No quick recovery for hedge funds |
Date: Monday, March 16, 2009
Author: Stuff.co.nz
The hedge-fund industry is unlikely to recover fully until 2013, and about a quarter of all hedge funds will close their doors in the next 12 months, analyst Brad Hintz said.
Hedge-fund assets will decline by 18.2 percent this year before bottoming out in 2010, resulting in total assets of less than $1 trillion (714 billion pounds) until an expected recovery in 2013, Hintz estimated.
This compares with a mid-year peak of $2.2 trillion in 2008.
"The reduction in assets under management in the hedge-fund industry suggests that banks and brokers will book significantly lower revenues from these clients over the coming year," he said.
Hedge funds are investment funds permitted to pursue a wider range of strategies than traditional funds.
The bulk of the world's hedge-fund industry is based in New York and London where they are largely supervised via their prime brokers, which are banks.
The decline in hedge-fund assets is expected to cause a 32 percent fall in prime-brokerage revenue and a 52 percent drop in prime-brokerage earnings, Hintz said.
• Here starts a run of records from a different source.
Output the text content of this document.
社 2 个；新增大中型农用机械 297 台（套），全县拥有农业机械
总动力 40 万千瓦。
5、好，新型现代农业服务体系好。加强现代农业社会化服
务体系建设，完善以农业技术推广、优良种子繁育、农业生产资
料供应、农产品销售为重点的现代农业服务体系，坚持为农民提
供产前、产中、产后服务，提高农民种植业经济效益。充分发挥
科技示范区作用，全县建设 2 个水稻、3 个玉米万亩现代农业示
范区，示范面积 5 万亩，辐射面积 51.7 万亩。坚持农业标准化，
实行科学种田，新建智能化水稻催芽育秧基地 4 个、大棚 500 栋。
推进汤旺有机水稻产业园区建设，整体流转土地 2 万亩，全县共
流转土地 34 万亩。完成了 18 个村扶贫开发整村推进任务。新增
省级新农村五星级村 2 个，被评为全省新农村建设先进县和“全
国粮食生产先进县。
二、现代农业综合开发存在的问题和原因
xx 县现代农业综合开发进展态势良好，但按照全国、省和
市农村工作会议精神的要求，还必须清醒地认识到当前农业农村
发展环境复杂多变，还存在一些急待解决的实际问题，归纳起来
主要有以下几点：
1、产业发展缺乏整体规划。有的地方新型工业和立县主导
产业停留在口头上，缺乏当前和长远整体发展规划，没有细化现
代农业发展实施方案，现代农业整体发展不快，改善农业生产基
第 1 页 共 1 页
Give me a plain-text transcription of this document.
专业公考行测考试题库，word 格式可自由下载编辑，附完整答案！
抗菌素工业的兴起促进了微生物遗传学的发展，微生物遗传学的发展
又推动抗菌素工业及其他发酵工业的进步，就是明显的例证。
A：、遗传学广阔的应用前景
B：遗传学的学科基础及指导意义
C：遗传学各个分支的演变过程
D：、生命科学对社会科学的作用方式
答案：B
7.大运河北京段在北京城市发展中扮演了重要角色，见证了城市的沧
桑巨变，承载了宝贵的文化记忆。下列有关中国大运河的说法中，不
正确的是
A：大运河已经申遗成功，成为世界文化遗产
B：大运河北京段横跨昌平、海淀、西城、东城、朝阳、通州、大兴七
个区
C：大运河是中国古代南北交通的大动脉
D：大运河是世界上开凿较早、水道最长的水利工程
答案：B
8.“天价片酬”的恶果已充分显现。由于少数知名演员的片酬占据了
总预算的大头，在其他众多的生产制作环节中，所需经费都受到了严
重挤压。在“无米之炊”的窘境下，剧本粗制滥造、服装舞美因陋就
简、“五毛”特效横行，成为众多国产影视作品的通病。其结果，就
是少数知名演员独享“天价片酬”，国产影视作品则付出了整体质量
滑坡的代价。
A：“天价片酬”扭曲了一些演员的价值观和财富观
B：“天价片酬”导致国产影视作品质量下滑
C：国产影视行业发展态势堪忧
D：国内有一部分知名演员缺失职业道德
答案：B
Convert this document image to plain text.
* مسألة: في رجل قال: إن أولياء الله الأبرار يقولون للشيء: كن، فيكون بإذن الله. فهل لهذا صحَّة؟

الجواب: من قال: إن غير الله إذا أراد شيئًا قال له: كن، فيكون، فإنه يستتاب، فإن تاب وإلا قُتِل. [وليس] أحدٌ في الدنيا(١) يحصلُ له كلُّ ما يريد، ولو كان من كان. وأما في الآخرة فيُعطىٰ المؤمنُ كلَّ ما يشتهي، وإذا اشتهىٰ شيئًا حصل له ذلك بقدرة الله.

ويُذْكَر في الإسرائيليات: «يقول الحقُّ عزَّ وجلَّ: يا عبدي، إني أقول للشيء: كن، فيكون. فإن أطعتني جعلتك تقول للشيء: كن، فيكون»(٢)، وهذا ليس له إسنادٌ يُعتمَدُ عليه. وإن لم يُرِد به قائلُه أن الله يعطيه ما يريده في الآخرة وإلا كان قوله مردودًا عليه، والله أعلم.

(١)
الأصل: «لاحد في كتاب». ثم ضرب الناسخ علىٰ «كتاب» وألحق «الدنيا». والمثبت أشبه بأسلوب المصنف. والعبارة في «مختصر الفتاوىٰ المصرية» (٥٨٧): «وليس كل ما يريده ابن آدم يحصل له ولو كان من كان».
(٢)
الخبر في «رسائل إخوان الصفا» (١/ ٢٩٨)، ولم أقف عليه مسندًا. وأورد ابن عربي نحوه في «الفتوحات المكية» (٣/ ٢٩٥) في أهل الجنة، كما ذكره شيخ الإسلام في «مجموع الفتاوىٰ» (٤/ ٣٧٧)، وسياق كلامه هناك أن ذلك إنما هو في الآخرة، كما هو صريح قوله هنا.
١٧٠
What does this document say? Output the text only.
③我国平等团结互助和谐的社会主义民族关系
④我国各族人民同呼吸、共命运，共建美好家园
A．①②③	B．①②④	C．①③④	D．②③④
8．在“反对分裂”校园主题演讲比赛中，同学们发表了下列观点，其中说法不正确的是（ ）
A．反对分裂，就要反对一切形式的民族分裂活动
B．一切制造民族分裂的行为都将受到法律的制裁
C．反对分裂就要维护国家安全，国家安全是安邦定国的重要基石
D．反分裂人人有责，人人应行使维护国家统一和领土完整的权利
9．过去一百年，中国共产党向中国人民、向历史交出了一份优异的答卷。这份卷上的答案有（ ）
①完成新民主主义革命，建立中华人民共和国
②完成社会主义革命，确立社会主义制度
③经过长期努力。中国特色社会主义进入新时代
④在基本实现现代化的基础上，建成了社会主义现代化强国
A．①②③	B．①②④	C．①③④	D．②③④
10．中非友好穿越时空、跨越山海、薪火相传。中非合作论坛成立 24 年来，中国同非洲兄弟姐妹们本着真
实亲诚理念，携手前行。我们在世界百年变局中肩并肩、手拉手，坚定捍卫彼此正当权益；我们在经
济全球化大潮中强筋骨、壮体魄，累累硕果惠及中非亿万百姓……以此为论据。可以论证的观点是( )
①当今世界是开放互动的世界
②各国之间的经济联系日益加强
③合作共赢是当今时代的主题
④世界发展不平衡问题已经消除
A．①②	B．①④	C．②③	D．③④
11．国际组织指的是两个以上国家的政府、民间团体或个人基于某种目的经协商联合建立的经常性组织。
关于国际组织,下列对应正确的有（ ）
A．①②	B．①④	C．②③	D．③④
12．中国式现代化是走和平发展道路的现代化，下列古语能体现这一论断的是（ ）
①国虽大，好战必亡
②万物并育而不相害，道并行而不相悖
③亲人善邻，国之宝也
"But prime brokerage faces more than the challenge of a simple cyclical revenue decline," he said.
The relationship between prime brokers and hedge funds has changed, and hedge funds will no longer accept massive counterparty exposure to prime brokers, Hintz said.
This in turn will result in permanent changes in the structure and profitability of the prime-brokerage industry, he added.
With the prime-brokerage business in structural transition -- as hedge fund clients move services from the securities firms and toward competitors -- leaders in the business like Morgan Stanley and Goldman Sachs Group Inc have been experiencing declines in market share, he added.
"However, several firms that have the market share and global capital markets capabilities will form a core of leaders in the prime brokerage market of tomorrow," Hintz said.
He believes the approximate order will be: JPMorgan Chase and Co, Goldman Sachs, UBS AG, Morgan Stanley, Deutsche Bank, BNP Paribas, Credit Suisse Group, Bank of America, Barclays and Citigroup.
Wall Street's prime-brokerage business, which has profited from the growth of the hedge-fund sector, posted peak revenue of over $12.4 billion last year, the analyst said.